Deeper Dive
For our project, we created a cross-dialect benchmark, EnDive (English Diversity), that evaluates the fairness and performance of large language models (LLMs) across five underrepresented English dialects. EnDive is particularly significant for two reasons. First, our benchmark is especially comprehensive: spanning 12 reasoning tasks and performing more than 300 evaluations with seven of the most widely used LLMs through zero-shot and chain-of-thought prompting, our project’s scope is far more extensive than most natural language processing papers. Second, our use of a wide variety of analytical and evaluation techniques is novel. We employed human validators to verify translation faithfulness, fluency, and formality; used ROUGE diversity scores, lexical diversity evaluations, BARTScore evaluations, and preference tests; and conducted select qualitative analyses. EnDive builds on our earlier work, AAVENUE, which focused on African American Vernacular English. AAVENUE was recognized at top AI workshops at EMNLP and NeurIPS High School Track and has been cited by research institutions including Microsoft, Google Research, Oxford, and Stanford. After attending EMNLP ’24 and engaging with leading NLP researchers — including the Stanford SALT Lab researchers we cited in our paper — we recognized the urgent need to expand our benchmark to multiple dialects and reasoning tasks. This led to the creation of EnDive, a more comprehensive framework designed to reveal hidden AI biases and guide the development of more inclusive language technologies.

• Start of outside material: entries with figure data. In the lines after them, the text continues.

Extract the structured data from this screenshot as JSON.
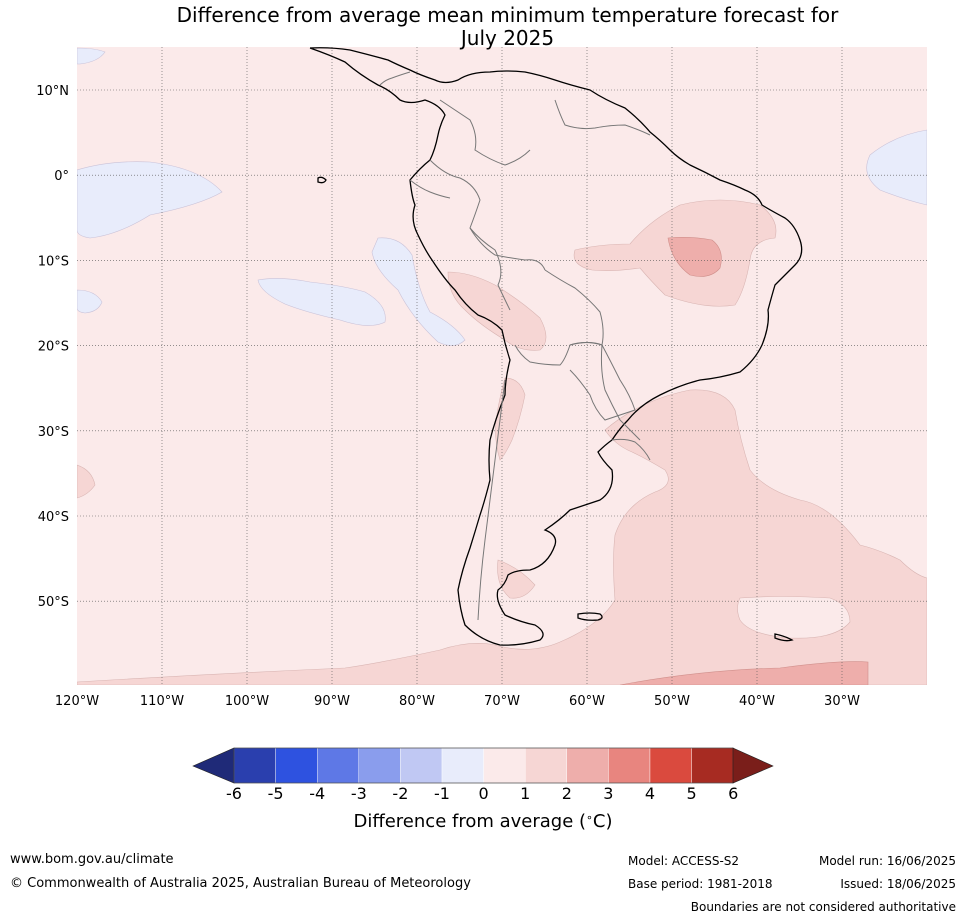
{
  "title_line1": "Difference from average mean minimum temperature forecast for",
  "title_line2": "July 2025",
  "lat_labels": [
    "10°N",
    "0°",
    "10°S",
    "20°S",
    "30°S",
    "40°S",
    "50°S"
  ],
  "lon_labels": [
    "120°W",
    "110°W",
    "100°W",
    "90°W",
    "80°W",
    "70°W",
    "60°W",
    "50°W",
    "40°W",
    "30°W"
  ],
  "colorbar": {
    "ticks": [
      "-6",
      "-5",
      "-4",
      "-3",
      "-2",
      "-1",
      "0",
      "1",
      "2",
      "3",
      "4",
      "5",
      "6"
    ],
    "colors": [
      "#2a3fae",
      "#2e52e0",
      "#5e78e6",
      "#8a9ded",
      "#c0c8f3",
      "#e8ecfb",
      "#fbeaea",
      "#f6d6d4",
      "#eeaeab",
      "#e8857f",
      "#da4a3e",
      "#a72b22"
    ],
    "under_color": "#1f2a78",
    "over_color": "#7a1e1a",
    "label": "Difference from average ($^\\circ$C)"
  },
  "map_colors": {
    "background": "#fbeaea",
    "warm1": "#f6d6d4",
    "warm2": "#eeaeab",
    "cool1": "#e8ecfb",
    "coast": "#000000",
    "border": "#777777",
    "grid": "#555555"
  },
  "footer": {
    "url": "www.bom.gov.au/climate",
    "copyright": "© Commonwealth of Australia 2025, Australian Bureau of Meteorology",
    "model": "Model: ACCESS-S2",
    "base_period": "Base period: 1981-2018",
    "model_run": "Model run: 16/06/2025",
    "issued": "Issued: 18/06/2025",
    "disclaimer": "Boundaries are not considered authoritative"
  }
}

We believe EnDive can directly improve quality of life for millions of people by ensuring that AI systems treat all English speakers fairly, regardless of dialect. By revealing systemic performance gaps in LLMs, our benchmark provides developers with the tools to identify and address hidden biases before deployment in high-stakes applications such as education, hiring, and healthcare. This work not only promotes equity in AI-powered tools but also affirms the cultural and linguistic identities of communities historically underrepresented and misrepresented in technology. In the long term, we envision EnDive as a foundation for dialect-aware NLP systems that are both powerful and inclusive, contributing to a world where technology serves everyone — not just those who speak Standard American English.